The ENETS guidelines recommend platinum-based chemotherapy for poorly differentiated grade 3 NETs, but it has limited efficacy in NETs with Ki67 of 20-55% [38,45]. Of the platinum-based agents, carboplatin has better efficacy and lower toxicity compared to cisplatin. The combination of cisplatin with etoposide showed higher response rates of 17-67%, but median survival was not improved significantly [45]. For patients who tolerate platinum-based chemotherapy, FOLFIRI (folinic acid, 5‐fluorouracil [5‐FU], and irinotecan) and FOLFIRINOX (FOLFIRI plus oxaliplatin) have recently shown anti-tumor activity [8]. The 2016 ENETS guidelines suggested using streptozocin and 5-fluorouracil chemotherapy in rapidly progressive NETs with a Ki67 of 5-20% [37].

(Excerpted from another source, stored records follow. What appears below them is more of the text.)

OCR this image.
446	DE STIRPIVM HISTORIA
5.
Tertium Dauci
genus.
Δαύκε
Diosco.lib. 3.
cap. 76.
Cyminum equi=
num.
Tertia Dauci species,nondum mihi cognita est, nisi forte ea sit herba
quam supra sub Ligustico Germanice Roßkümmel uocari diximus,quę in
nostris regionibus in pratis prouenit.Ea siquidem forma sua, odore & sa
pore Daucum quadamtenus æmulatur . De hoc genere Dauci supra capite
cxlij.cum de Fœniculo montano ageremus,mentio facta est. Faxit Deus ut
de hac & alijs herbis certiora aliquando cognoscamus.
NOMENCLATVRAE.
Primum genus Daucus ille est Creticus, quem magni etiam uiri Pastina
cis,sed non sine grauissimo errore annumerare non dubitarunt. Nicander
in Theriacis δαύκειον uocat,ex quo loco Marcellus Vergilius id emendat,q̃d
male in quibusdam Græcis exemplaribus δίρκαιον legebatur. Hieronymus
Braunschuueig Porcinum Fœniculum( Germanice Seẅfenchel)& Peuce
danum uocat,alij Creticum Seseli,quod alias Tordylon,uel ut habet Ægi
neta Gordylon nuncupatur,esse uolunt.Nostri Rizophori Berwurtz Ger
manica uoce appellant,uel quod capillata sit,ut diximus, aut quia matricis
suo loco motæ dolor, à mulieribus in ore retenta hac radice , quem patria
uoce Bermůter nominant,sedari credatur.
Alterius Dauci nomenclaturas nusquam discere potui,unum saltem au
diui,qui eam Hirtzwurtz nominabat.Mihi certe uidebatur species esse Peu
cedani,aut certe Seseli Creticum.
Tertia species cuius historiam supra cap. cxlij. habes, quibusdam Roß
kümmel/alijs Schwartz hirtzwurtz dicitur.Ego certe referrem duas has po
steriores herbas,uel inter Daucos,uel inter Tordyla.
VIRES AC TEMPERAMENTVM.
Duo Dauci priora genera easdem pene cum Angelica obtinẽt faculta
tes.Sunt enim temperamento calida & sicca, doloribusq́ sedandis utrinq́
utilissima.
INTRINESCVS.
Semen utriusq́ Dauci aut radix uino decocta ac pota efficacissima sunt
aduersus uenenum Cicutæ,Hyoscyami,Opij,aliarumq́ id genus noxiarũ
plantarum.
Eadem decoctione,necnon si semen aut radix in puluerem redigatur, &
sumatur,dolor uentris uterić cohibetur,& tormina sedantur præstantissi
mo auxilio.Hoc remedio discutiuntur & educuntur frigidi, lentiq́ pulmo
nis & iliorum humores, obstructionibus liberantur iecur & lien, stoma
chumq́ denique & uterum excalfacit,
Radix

Based on retrospective data, radiofrequency ablation is commonly used for liver metastases smaller than 5 cm and embolization for larger tumors (bland embolization, chemoembolization with cisplatin or doxorubicin, or radioembolization with 90Ytrium). Hepatic transarterial embolization is usually chosen for progressive unresectable liver metastases and can cause postembolization syndrome that presents with abdominal pain, fatigue, and fever [38].

Conclusions

NETs account for a small proportion of all malignancies, but their incidence is on the rise. The majority presents with mass effect symptoms. In patients with CS, 5-HIAA can be used as an initial test. CgA can be used to assess disease progression and response to treatment. CT and MRI are commonly used to localize the primary tumor and evaluate for metastasis. However, somatostatin receptor imaging modalities have the highest sensitivity and specificity for detecting NETs. Surgery is the mainstay of treatment for localized NETs. Currently, there are several medical options that can be used to treat NETs including SSAs, PRRT, Everolimus, Sunitinib, platinum-based agents.